Tuesday, February 24, 2015

Background about the Gibson Principles

I have sent as many members of City Council as I could afford a copy of some African Principles I drew up a few years ago to help People of African descent stop the abuse and violence against each other and start to treat each other with respect and dignity throughout the world. The African Principles or Gibson Principles for Africa were drawn up with The Reverend Leon Sullivan in mind as He Himself drew up the Sullivan Principles to deal positively with the racist system in South Africa.  The Gibson Principles are designed to press Human Rights and dignity in ALL trade agreements with African Countries and help African Americans here in the States think twice before we act violently against any one of us or ourselves. I hope you can use them as a back drop for any and all new economic agreements that take place with the communist island nation of Cuba.  Having traveled to Cuba myself, I find it way beyond ridiculous that we have first Nation status with the also communists nation of China and fairly good, but sometimes strained relations --but fairly good economic relations--with Russia. Yet Cuba is left as a world step child.  The Cuban People are a world source of knowledge, health, spirit, education, multiple languages, and advance healthcare, even as they have struggled economically due to the stress and strain caused them by the United States Led Cuban embargo.

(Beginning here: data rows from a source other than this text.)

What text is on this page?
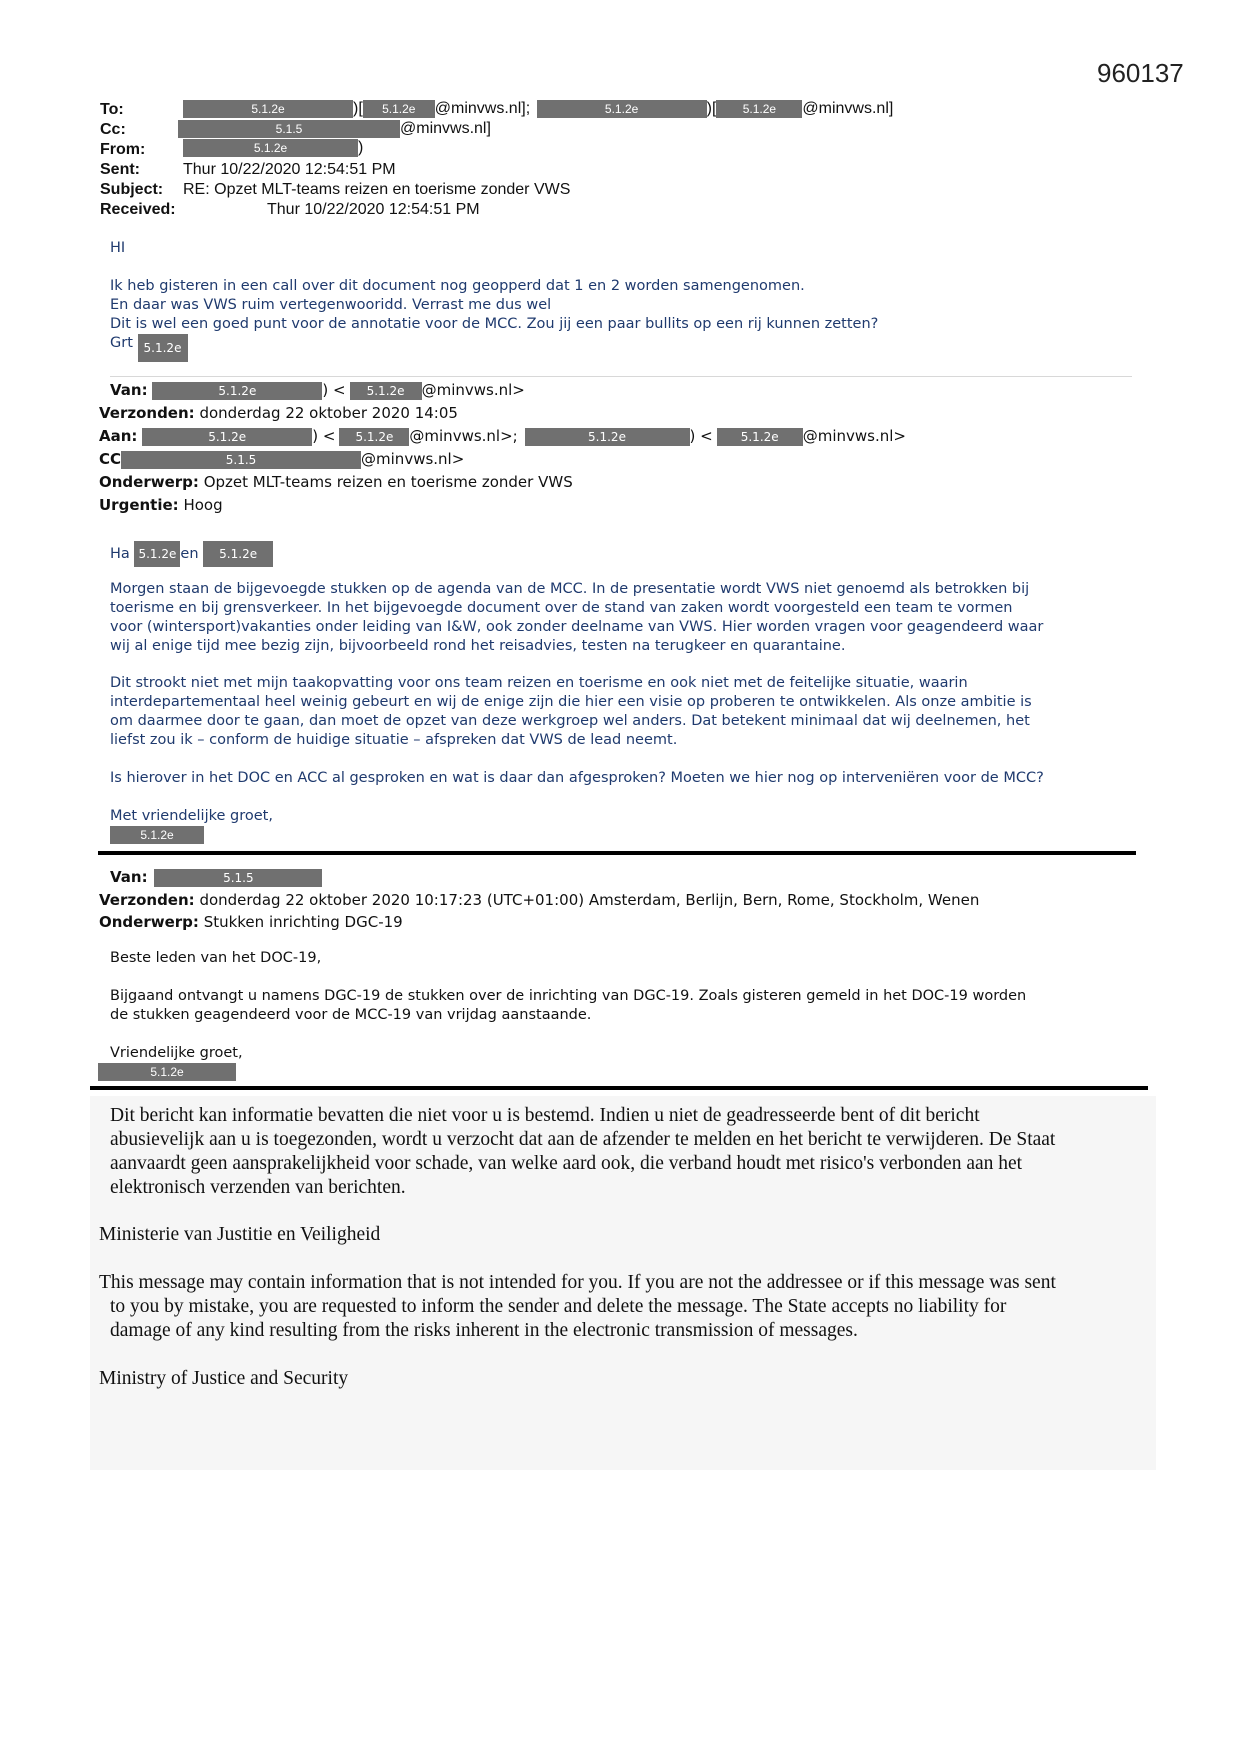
960137
To:	5.1.2e	)[ 5.1.2e @minvws.nl];	5.1.2e	)[ 5.1.2e @minvws.nl]
Cc:	5.1.5	@minvws.nl]
From:	5.1.2e	)
Sent:	Thur 10/22/2020 12:54:51 PM
Subject: RE: Opzet MLT-teams reizen en toerisme zonder VWS
Received:	Thur 10/22/2020 12:54:51 PM
HI
Ik heb gisteren in een call over dit document nog geopperd dat 1 en 2 worden samengenomen.
En daar was VWS ruim vertegenwooridd. Verrast me dus wel
Dit is wel een goed punt voor de annotatie voor de MCC. Zou jij een paar bullits op een rij kunnen zetten?
Grt 5.1.2e
Van:	5.1.2e	) < 5.1.2e @minvws.nl>
Verzonden: donderdag 22 oktober 2020 14:05
Aan:	5.1.2e	) < 5.1.2e @minvws.nl>;	5.1.2e	) < 5.1.2e @minvws.nl>
CC	5.1.5	@minvws.nl>
Onderwerp: Opzet MLT-teams reizen en toerisme zonder VWS
Urgentie: Hoog
Ha 5.1.2e en 5.1.2e
Morgen staan de bijgevoegde stukken op de agenda van de MCC. In de presentatie wordt VWS niet genoemd als betrokken bij
toerisme en bij grensverkeer. In het bijgevoegde document over de stand van zaken wordt voorgesteld een team te vormen
voor (wintersport)vakanties onder leiding van I&W, ook zonder deelname van VWS. Hier worden vragen voor geagendeerd waar
wij al enige tijd mee bezig zijn, bijvoorbeeld rond het reisadvies, testen na terugkeer en quarantaine.
Dit strookt niet met mijn taakopvatting voor ons team reizen en toerisme en ook niet met de feitelijke situatie, waarin
interdepartementaal heel weinig gebeurt en wij de enige zijn die hier een visie op proberen te ontwikkelen. Als onze ambitie is
om daarmee door te gaan, dan moet de opzet van deze werkgroep wel anders. Dat betekent minimaal dat wij deelnemen, het
liefst zou ik – conform de huidige situatie – afspreken dat VWS de lead neemt.
Is hierover in het DOC en ACC al gesproken en wat is daar dan afgesproken? Moeten we hier nog op interveniëren voor de MCC?
Met vriendelijke groet,
5.1.2e
Van:	5.1.5
Verzonden: donderdag 22 oktober 2020 10:17:23 (UTC+01:00) Amsterdam, Berlijn, Bern, Rome, Stockholm, Wenen
Onderwerp: Stukken inrichting DGC-19
Beste leden van het DOC-19,
Bijgaand ontvangt u namens DGC-19 de stukken over de inrichting van DGC-19. Zoals gisteren gemeld in het DOC-19 worden
de stukken geagendeerd voor de MCC-19 van vrijdag aanstaande.
Vriendelijke groet,
5.1.2e
Dit bericht kan informatie bevatten die niet voor u is bestemd. Indien u niet de geadresseerde bent of dit bericht
abusievelijk aan u is toegezonden, wordt u verzocht dat aan de afzender te melden en het bericht te verwijderen. De Staat
aanvaardt geen aansprakelijkheid voor schade, van welke aard ook, die verband houdt met risico's verbonden aan het
elektronisch verzenden van berichten.
Ministerie van Justitie en Veiligheid
This message may contain information that is not intended for you. If you are not the addressee or if this message was sent
to you by mistake, you are requested to inform the sender and delete the message. The State accepts no liability for
damage of any kind resulting from the risks inherent in the electronic transmission of messages.
Ministry of Justice and Security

Many People  are confused about the Cuban Embargo and think it is the Cubans who are willingly boycotting our products. This mistaken idea needs to be cleared up. But Cuba was by no means the only country I was thinking about when I drew up the Gibson Principles. I was also thinking of emerging African Nations such as Namibia which, if I'm not mistaken, has gained and advanced in recent years due to their strong relationships with technological communities in Germany--their former colonizers.   The City of Philadelphia should and can take a lead in opening new markets among African Nations and must not sit back and let other Big Cities take over these prospects.  Moreover, Philadelphia has been first in many things over our history. I think the treatment of Black People in our city, especially Black students and Black Poor and Black homeless People has been shabby and shameful. We can do a lot better. We can have an education city and we can have the first non-racist city in the entire country, if our leaders have the vision.